The disappearance of AirAsia Flight QZ8501 and its 155 passengers is the seventh incident involving Malaysia-based aircraft dating back to 1976.
Photo via Achdiyatma Reza/Flickr

When a plane owned by Malaysia-based AirAsia disappeared Sunday on the way from Indonesia to Singapore, it immediately drew comparisons to other high-profile incidents involving Southeast Asian jetliners earlier this year.

Malaysia Airlines Flight 370 disappeared in March on the way to Beijing after taking off from Kuala Lumpur. The plane — and all 279 passengers and crewmembers on board — still has not been located.


In July, Malaysia Airlines Flight 17 from Amsterdam to Kuala Lumpur was downed over eastern Ukraine, killing all 298 people on board. While the cause of the crash remains unconfirmed, pro-Russia separatists in the region allegedly fired a surface-to-air missile at the civilian aircraft.

But the disappearance of AirAsia Flight QZ8501 and its 155 passengers is not the third incident involving Malaysia-based aircraft —it's actually the seventh.

The most notable Malaysian air tragedy before 2014 was back in 1977, when a commercial flight from Penang to Singapore was hijacked with 93 passengers on board. Thirty minutes after the plane departed Malaysia, the crew notified air traffic control about the hijackers. Gunshots were audible on the radio before the plane lost contact with ground control. The wreckage was later found in a swamp.

AirAsia Flight QZ8501 goes missing on the way from Indonesia to Singapore. Read more here.

The hijacking was linked to "terrorists" with the Japanese Red Army, a communist militant group founded in Lebanon, though the group did not claim responsibility.

A prominent Sri Lankan businessman, Philip Upali Weijewardene, was killed in a Malaysia wreck in 1983 when his private Learjet took off from Kuala Lumpur and then disappeared over the Strait of Malacca.
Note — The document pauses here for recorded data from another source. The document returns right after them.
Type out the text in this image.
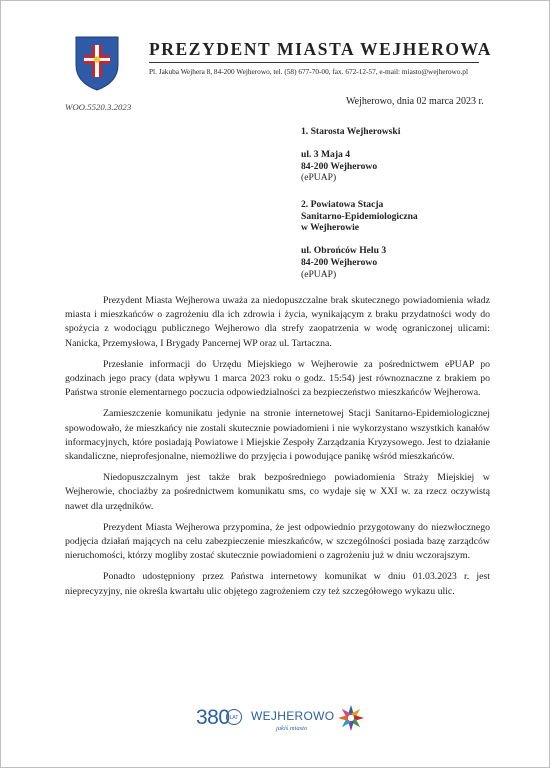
PREZYDENT MIASTA WEJHEROWA
Pl. Jakuba Wejhera 8, 84-200 Wejherowo, tel. (58) 677-70-00, fax. 672-12-57, e-mail: miasto@wejherowo.pl
WOO.5520.3.2023	Wejherowo, dnia 02 marca 2023 r.
1. Starosta Wejherowski
ul. 3 Maja 4
84-200 Wejherowo
(ePUAP)
2. Powiatowa Stacja
Sanitarno-Epidemiologiczna
w Wejherowie
ul. Obrońców Helu 3
84-200 Wejherowo
(ePUAP)

Prezydent Miasta Wejherowa uważa za niedopuszczalne brak skutecznego powiadomienia władz miasta i mieszkańców o zagrożeniu dla ich zdrowia i życia, wynikającym z braku przydatności wody do spożycia z wodociągu publicznego Wejherowo dla strefy zaopatrzenia w wodę ograniczonej ulicami: Nanicka, Przemysłowa, I Brygady Pancernej WP oraz ul. Tartaczna.

Przesłanie informacji do Urzędu Miejskiego w Wejherowie za pośrednictwem ePUAP po godzinach jego pracy (data wpływu 1 marca 2023 roku o godz. 15:54) jest równoznaczne z brakiem po Państwa stronie elementarnego poczucia odpowiedzialności za bezpieczeństwo mieszkańców Wejherowa.

Zamieszczenie komunikatu jedynie na stronie internetowej Stacji Sanitarno-Epidemiologicznej spowodowało, że mieszkańcy nie zostali skutecznie powiadomieni i nie wykorzystano wszystkich kanałów informacyjnych, które posiadają Powiatowe i Miejskie Zespoły Zarządzania Kryzysowego. Jest to działanie skandaliczne, nieprofesjonalne, niemożliwe do przyjęcia i powodujące panikę wśród mieszkańców.

Niedopuszczalnym jest także brak bezpośredniego powiadomienia Straży Miejskiej w Wejherowie, chociażby za pośrednictwem komunikatu sms, co wydaje się w XXI w. za rzecz oczywistą nawet dla urzędników.

Prezydent Miasta Wejherowa przypomina, że jest odpowiednio przygotowany do niezwłocznego podjęcia działań mających na celu zabezpieczenie mieszkańców, w szczególności posiada bazę zarządców nieruchomości, którzy mogliby zostać skutecznie powiadomieni o zagrożeniu już w dniu wczorajszym.

Ponadto udostępniony przez Państwa internetowy komunikat w dniu 01.03.2023 r. jest nieprecyzyjny, nie określa kwartału ulic objętego zagrożeniem czy też szczegółowego wykazu ulic.

380 LAT WEJHEROWO
jakiś miasto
The plane was never found.

One of Malaysia's earliest airplane disasters was in 1976, when a plane carrying eight high-ranking government officials from the Malaysian state of Sabah were killed along with the pilot and crew when their plane crashed.


Malaysians have long speculated that the plane was brought down intentionally for political reasons — a lopsided oil agreement signed a mere eight days after the crash led to a 95 percent loss in oil revenue for Sabah.

Sabah was the site of another deadly crash in 1995 when a Malaysian Airlines passenger flight crashed into a shantytown near Tawau Airport, killing 32 of the 49 passengers. According to a subsequent investigation report, the accident was likely the result of "poor in-flight decision-making" by the pilot, and a "failure to follow standard operating procedures."

Flight MH17 broke apart when hit by high-energy objects, report on Ukraine crash finds. Read more here.

Though Malaysia's touchy air safety record isn't reflective of just one airline, Malaysia Airlines, which is owned mostly by the country's federal government and is one of the more recognizable airlines flying in the country, has taken a steep financial hit after recent events.

The airline posted a $97 million loss in the second quarter of this year, following the disappearance of Flight 370, according to AFP. It was the sixth straight quarterly loss for the company, which was having financial problems before its two disasters in 2014. The company said it expected even worse financial fallout for the rest of 2014.

AirAsia, which is a low-budget operator in the same market, had been a significant competitor to Malaysia Airlines. Whether its sales will also be affected due to Sunday's disappearance remains to be seen.